Ayrıca aşındırıcı yeteneğini de geliştirmeliyim. ve bunu yaparken, temas ettiği kişinin sınırlarını tersine çevirerek onları Cehennem Dünyası'na itmesini sağlayabilirsem… Durun, Uçurumun vizyonu böyle mi çalışıyor?

Düşünceye dalıp mızrağını geliştirmenin başka yollarını bulmak için de beynini zorladı.

Güm!

Bir yerden ani bir sarsıntı yankılandı ve Se-Hoo'yu şaşırttı. Etrafına baktı.

Şimdi ne olacak?

Wurgen çok iyi dayandığı için mi bir şeylerin peşindeydi? Kendini gelecek olana hazırlarken, başka bir büyük titreşimin çarptığını hissetti ve hemen önünde dev bir çatlağın belirdiğini fark etti.

Sanki birisi alanı parçalamaya çalışıyormuş gibiydi.
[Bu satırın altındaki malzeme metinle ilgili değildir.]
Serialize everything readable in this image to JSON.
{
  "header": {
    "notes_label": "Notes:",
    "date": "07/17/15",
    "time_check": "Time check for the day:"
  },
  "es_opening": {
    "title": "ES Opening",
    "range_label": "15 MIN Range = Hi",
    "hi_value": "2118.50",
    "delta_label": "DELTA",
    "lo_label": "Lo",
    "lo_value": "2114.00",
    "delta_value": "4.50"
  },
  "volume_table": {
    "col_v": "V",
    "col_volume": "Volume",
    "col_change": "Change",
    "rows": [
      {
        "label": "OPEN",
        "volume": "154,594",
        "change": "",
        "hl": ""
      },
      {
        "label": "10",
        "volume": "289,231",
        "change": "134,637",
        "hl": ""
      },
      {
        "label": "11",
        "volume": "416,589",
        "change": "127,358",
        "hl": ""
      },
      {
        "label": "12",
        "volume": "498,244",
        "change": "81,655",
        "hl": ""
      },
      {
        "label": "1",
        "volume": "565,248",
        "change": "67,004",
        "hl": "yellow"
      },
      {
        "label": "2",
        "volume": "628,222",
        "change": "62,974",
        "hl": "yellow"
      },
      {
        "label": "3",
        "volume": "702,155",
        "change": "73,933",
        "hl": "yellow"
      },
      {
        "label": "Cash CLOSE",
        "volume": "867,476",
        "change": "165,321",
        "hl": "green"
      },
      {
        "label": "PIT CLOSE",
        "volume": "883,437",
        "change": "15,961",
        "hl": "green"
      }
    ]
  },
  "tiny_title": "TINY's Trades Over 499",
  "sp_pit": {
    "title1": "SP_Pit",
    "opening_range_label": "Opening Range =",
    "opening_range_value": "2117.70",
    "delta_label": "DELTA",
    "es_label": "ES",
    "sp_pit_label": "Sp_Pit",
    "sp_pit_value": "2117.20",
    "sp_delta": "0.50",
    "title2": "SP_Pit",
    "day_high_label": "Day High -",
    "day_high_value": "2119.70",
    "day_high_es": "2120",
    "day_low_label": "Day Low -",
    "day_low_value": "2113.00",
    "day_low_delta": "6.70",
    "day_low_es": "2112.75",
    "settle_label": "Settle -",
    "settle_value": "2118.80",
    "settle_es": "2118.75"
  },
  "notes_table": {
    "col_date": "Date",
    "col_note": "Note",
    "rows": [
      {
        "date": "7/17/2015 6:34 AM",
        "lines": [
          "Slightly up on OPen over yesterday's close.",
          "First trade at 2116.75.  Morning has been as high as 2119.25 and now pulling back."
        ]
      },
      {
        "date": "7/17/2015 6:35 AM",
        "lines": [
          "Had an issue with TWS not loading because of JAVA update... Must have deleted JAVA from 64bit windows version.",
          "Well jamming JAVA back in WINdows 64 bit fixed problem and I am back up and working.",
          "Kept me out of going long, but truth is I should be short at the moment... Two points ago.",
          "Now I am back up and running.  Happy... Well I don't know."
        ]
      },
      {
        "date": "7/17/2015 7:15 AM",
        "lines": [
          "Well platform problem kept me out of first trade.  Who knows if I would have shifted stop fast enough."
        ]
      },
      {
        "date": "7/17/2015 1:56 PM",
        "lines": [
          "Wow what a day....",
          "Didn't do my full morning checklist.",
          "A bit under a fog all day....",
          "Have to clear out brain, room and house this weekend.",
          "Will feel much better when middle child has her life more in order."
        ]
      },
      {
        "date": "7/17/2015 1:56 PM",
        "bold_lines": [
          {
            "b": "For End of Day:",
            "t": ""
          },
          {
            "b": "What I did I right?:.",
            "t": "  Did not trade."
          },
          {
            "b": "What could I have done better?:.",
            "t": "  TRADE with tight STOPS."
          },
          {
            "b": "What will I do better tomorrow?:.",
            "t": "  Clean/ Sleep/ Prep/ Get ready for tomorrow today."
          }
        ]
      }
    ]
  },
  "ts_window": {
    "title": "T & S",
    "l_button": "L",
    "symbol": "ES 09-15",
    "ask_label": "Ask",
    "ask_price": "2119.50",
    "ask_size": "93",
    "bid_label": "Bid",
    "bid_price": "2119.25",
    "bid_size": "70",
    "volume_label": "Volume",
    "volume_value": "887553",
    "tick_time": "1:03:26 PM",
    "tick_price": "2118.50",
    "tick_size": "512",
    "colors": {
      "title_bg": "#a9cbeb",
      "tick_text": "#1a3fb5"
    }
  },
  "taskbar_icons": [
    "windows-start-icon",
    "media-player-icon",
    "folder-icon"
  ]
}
Endişe verici ama tanıdık manzara karşısında geç de olsa bir şeyi hatırladı.

Eun-Ha mı?

Yalnız gelmemişti.

Kaza!!!

Korkunç bir kükremeyle önündeki boşluk paramparça oldu ve kızıl alevler karanlığa doğru koştu. Daha sonra bu alevlerin arasından kızıl bir meteor Se-Hoon'a yaklaştı ve onu anında yakalayıp dışarı çıkardı.

“Ah!”

Göz açıp kapayıncaya kadar Cehennem Dünyası'ndan çıkarılmış ve şimdi koridora geri dönmüştü. Kendini toparlayıp hızla etrafına bakındı.

Fwoosh!

Daha önce Wurgen'in karanlığında kalan koridor artık harabeye dönmüştü. Rehberleri Benjamin de göğsünün üçte ikisi uçup gitmiş halde yana doğru diz çökmüştü.

Bu tam bir karmaşa…

Ortaya çıkan kaosu anlayarak, kendisini tutan kızıl meteor Eun-Ha'ya döndü.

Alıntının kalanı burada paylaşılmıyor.